The natural greenhouse effect occurs when insolation reaches earth, some of it is reflected back to space and the rest is radiated as infrared energy. This energy warms the atmosphere of the Earth and is thus crucial for life. However, due to the enhanced greenhouse effect and rise of carbon dioxide volumes, oceans are getting hotter and becoming more acidic, unprecedented weather patterns are becoming a threat to agriculture and natural habitats which are degrading. The vicious cycle of the positive feedback loops is only expediting and aggravating the problems.
Why is climate change such a difficult problem to solve? There are many reasons, from disinformation campaigns of major energy companies to the technical and economical difficulty of completely replacing fossil fuels. An example is corporations in the U.S., in particular fossil fuel industries, discrediting the scientific consensus of climate change. It all began with Exxon Mobil exploiting people and their opinions on climate change to save the company’s profits. An internal report of the company’s own scientists in 1987 confirmed that carbon emissions were increasing the atmospheric temperature. Realizing this problem, Exxon Mobil began strongly putting forward a multi-million-dollar misinformation campaign to cast doubt on the science. As time passed, many more corporations joined this movement against science. Companies constantly tried to find methods to cloud the truth, and ultimately these efforts have shaped public and political opinion. However, a big reason starts with the thought process. The medial prefrontal cortex of your brain lights up the most when thinking about yourself and dims when the connection with yourself becomes less direct or relevant. In addition, the farther away you imagine from the present, the weaker the activation. We aren’t wired to empathize with our descendants. Climate change demands action right now to avert devastations that will be more costly and profoundly felt. But the sacrifice of the present for the future seems unappealing for most people as ignoring climate change in the short term is beneficial and convenient for most individuals.
The world’s affluent nations are most responsible for this global problem, but the consequences are most profoundly experienced by the poorest nations. Subsequent to the Paris Agreement, there were unmet demands as a result of apathy. Climate change is an energy issue.
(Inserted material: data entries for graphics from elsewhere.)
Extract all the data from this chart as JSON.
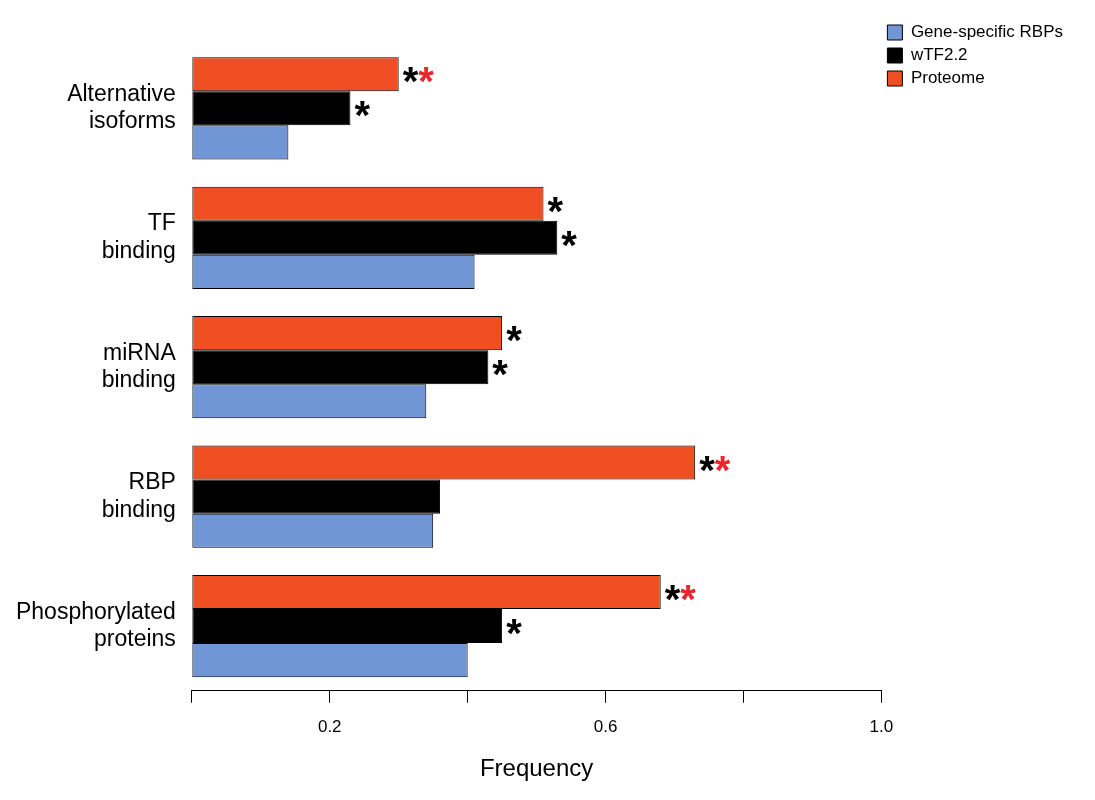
{
  "chart_data": {
    "type": "bar",
    "orientation": "horizontal",
    "xlabel": "Frequency",
    "categories": [
      "Alternative isoforms",
      "TF binding",
      "miRNA binding",
      "RBP binding",
      "Phosphorylated proteins"
    ],
    "series": [
      {
        "name": "Gene-specific RBPs",
        "color": "#7096d6",
        "values": [
          0.14,
          0.41,
          0.34,
          0.35,
          0.4
        ],
        "value_labels": [
          null,
          null,
          null,
          null,
          null
        ]
      },
      {
        "name": "wTF2.2",
        "color": "#000000",
        "values": [
          0.23,
          0.53,
          0.43,
          0.36,
          0.45
        ],
        "value_labels": [
          "*",
          "*",
          "*",
          null,
          "*"
        ]
      },
      {
        "name": "Proteome",
        "color": "#f04e23",
        "values": [
          0.3,
          0.51,
          0.45,
          0.73,
          0.68
        ],
        "value_labels": [
          "**",
          "*",
          "*",
          "**",
          "**"
        ]
      }
    ],
    "xlim": [
      0,
      1
    ],
    "xticks": [
      {
        "value": 0,
        "label": null
      },
      {
        "value": 0.2,
        "label": "0.2"
      },
      {
        "value": 0.4,
        "label": null
      },
      {
        "value": 0.6,
        "label": "0.6"
      },
      {
        "value": 0.8,
        "label": null
      },
      {
        "value": 1,
        "label": "1.0"
      }
    ],
    "legend": "top right"
  }
}
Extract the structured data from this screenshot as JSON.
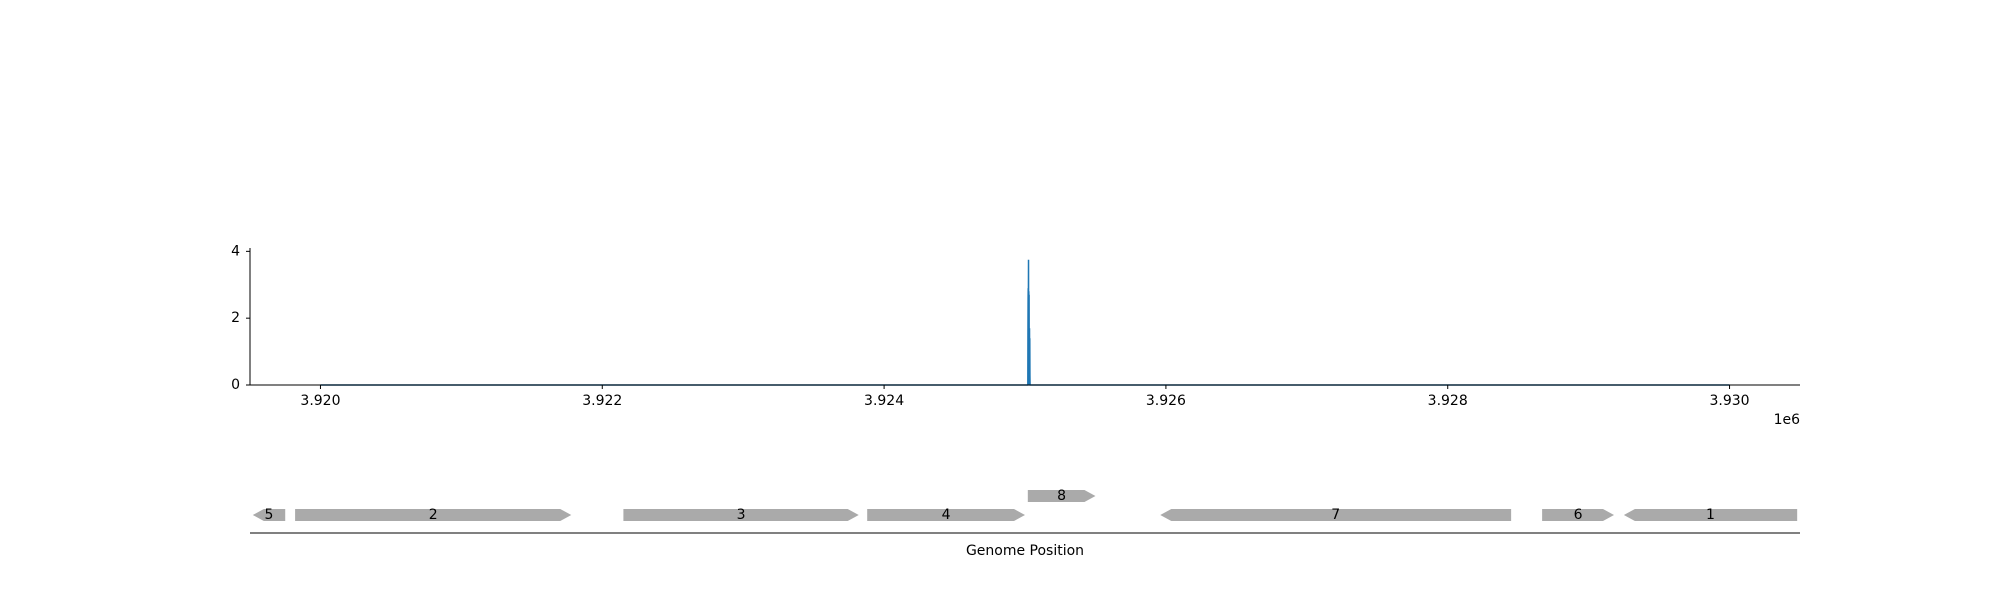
{
  "chart_data": [
    {
      "type": "area",
      "title": "",
      "xlabel": "",
      "ylabel": "",
      "xlim": [
        3919500,
        3930500
      ],
      "ylim": [
        0,
        4.1
      ],
      "x_ticks": [
        3920000,
        3922000,
        3924000,
        3926000,
        3928000,
        3930000
      ],
      "x_tick_labels": [
        "3.920",
        "3.922",
        "3.924",
        "3.926",
        "3.928",
        "3.930"
      ],
      "x_offset_label": "1e6",
      "y_ticks": [
        0,
        2,
        4
      ],
      "y_tick_labels": [
        "0",
        "2",
        "4"
      ],
      "grid": false,
      "color": "#1f77b4",
      "series": [
        {
          "x": [
            3920000,
            3925020,
            3925021,
            3925022,
            3925023,
            3925024,
            3925025,
            3925026,
            3925027,
            3925028,
            3925029,
            3925030,
            3925031,
            3925032,
            3925033,
            3925034,
            3925035,
            3925036,
            3930000
          ],
          "values": [
            0,
            0,
            1.6,
            2.6,
            2.9,
            2.4,
            3.75,
            1.0,
            2.8,
            2.1,
            2.7,
            0.6,
            1.2,
            1.7,
            0.5,
            1.4,
            0.3,
            0,
            0
          ]
        }
      ]
    },
    {
      "type": "gene_map",
      "xlabel": "Genome Position",
      "xlim": [
        3919500,
        3930500
      ],
      "color": "#aaaaaa",
      "genes": [
        {
          "label": "5",
          "start": 3919520,
          "end": 3919750,
          "strand": "-",
          "row": 0
        },
        {
          "label": "2",
          "start": 3919820,
          "end": 3921780,
          "strand": "+",
          "row": 0
        },
        {
          "label": "3",
          "start": 3922150,
          "end": 3923820,
          "strand": "+",
          "row": 0
        },
        {
          "label": "4",
          "start": 3923880,
          "end": 3925000,
          "strand": "+",
          "row": 0
        },
        {
          "label": "8",
          "start": 3925020,
          "end": 3925500,
          "strand": "+",
          "row": 1
        },
        {
          "label": "7",
          "start": 3925960,
          "end": 3928450,
          "strand": "-",
          "row": 0
        },
        {
          "label": "6",
          "start": 3928670,
          "end": 3929180,
          "strand": "+",
          "row": 0
        },
        {
          "label": "1",
          "start": 3929250,
          "end": 3930480,
          "strand": "-",
          "row": 0
        }
      ]
    }
  ]
}
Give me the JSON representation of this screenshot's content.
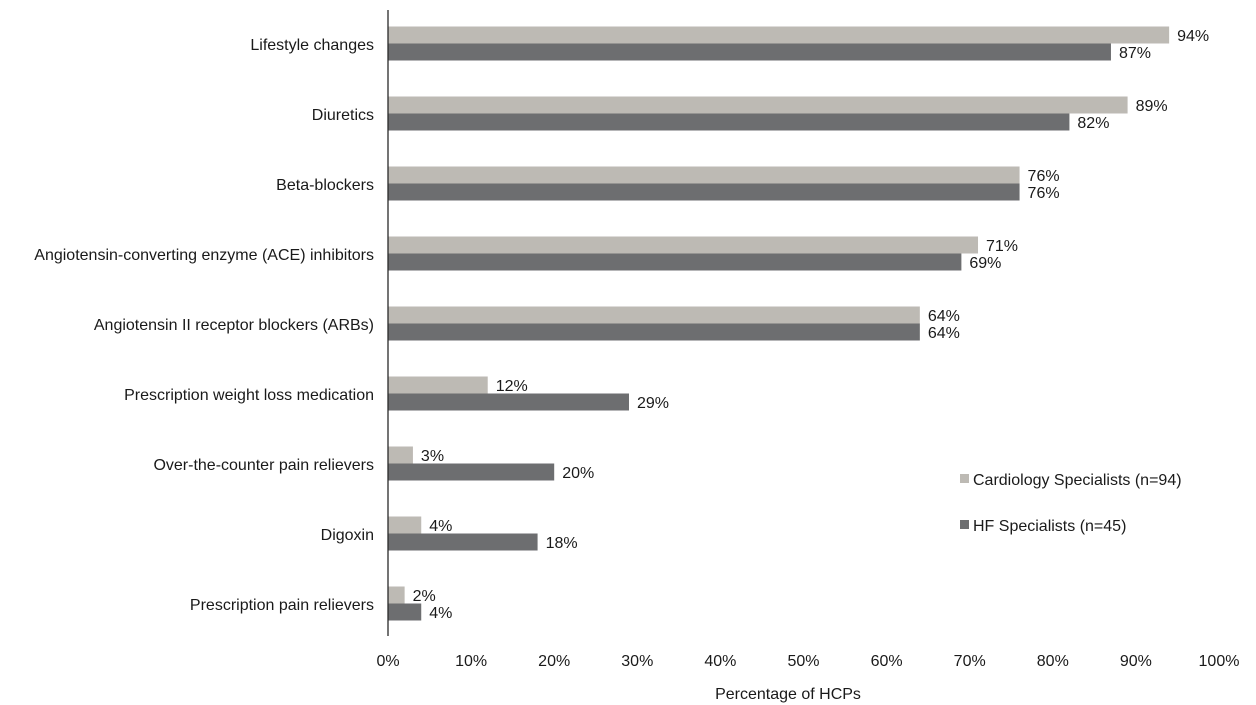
{
  "chart_data": {
    "type": "bar",
    "orientation": "horizontal",
    "categories": [
      "Lifestyle changes",
      "Diuretics",
      "Beta-blockers",
      "Angiotensin-converting enzyme (ACE) inhibitors",
      "Angiotensin II receptor blockers (ARBs)",
      "Prescription weight loss medication",
      "Over-the-counter pain relievers",
      "Digoxin",
      "Prescription pain relievers"
    ],
    "series": [
      {
        "name": "Cardiology Specialists (n=94)",
        "color": "#bdbab4",
        "values": [
          94,
          89,
          76,
          71,
          64,
          12,
          3,
          4,
          2
        ]
      },
      {
        "name": "HF Specialists (n=45)",
        "color": "#6d6e70",
        "values": [
          87,
          82,
          76,
          69,
          64,
          29,
          20,
          18,
          4
        ]
      }
    ],
    "value_suffix": "%",
    "xlim": [
      0,
      100
    ],
    "xticks": [
      "0%",
      "10%",
      "20%",
      "30%",
      "40%",
      "50%",
      "60%",
      "70%",
      "80%",
      "90%",
      "100%"
    ],
    "xlabel": "Percentage of HCPs",
    "ylabel": "",
    "title": "",
    "grid": false,
    "legend_position": "right-middle"
  }
}
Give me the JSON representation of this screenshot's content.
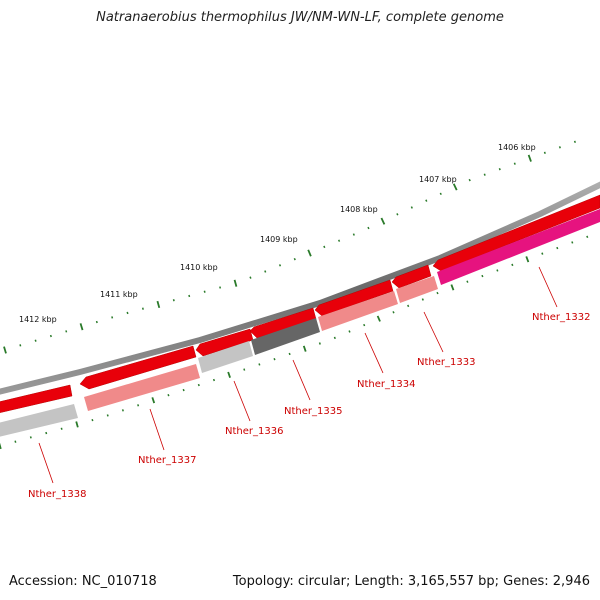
{
  "header": {
    "title": "Natranaerobius thermophilus JW/NM-WN-LF, complete genome"
  },
  "footer": {
    "accession": "Accession: NC_010718",
    "summary": "Topology: circular; Length: 3,165,557 bp; Genes: 2,946"
  },
  "colors": {
    "backbone": "#7a7a7a",
    "tick": "#2a7a2a",
    "label": "#cc0000"
  },
  "kbp_markers": [
    "1406 kbp",
    "1407 kbp",
    "1408 kbp",
    "1409 kbp",
    "1410 kbp",
    "1411 kbp",
    "1412 kbp"
  ],
  "genes": [
    {
      "label": "Nther_1332",
      "color": "#e6137f"
    },
    {
      "label": "Nther_1333",
      "color": "#f08a8a"
    },
    {
      "label": "Nther_1334",
      "color": "#f08a8a"
    },
    {
      "label": "Nther_1335",
      "color": "#666666"
    },
    {
      "label": "Nther_1336",
      "color": "#c4c4c4"
    },
    {
      "label": "Nther_1337",
      "color": "#f08a8a"
    },
    {
      "label": "Nther_1338",
      "color": "#c4c4c4"
    }
  ]
}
We need to leverage sustainable technology through the acceleration of electrification and initiation of a net-zero carbon world. Still, individuals can put an effort in reducing their carbon footprint by decreasing single-use plastic, changing their diet to a more plant-based one, and using public transportation over cars.
Without drastic action today, the successive impacts mentioned will become much more difficult to solve. The IPCC (Intergovernmental Panel on Climate Change) released a report on the 1.5ºC target, concluding that global emissions need to reach net zero before 2050 to gain a reasonable chance of limiting warming to 1.5ºC. Before it is too late, action must be taken.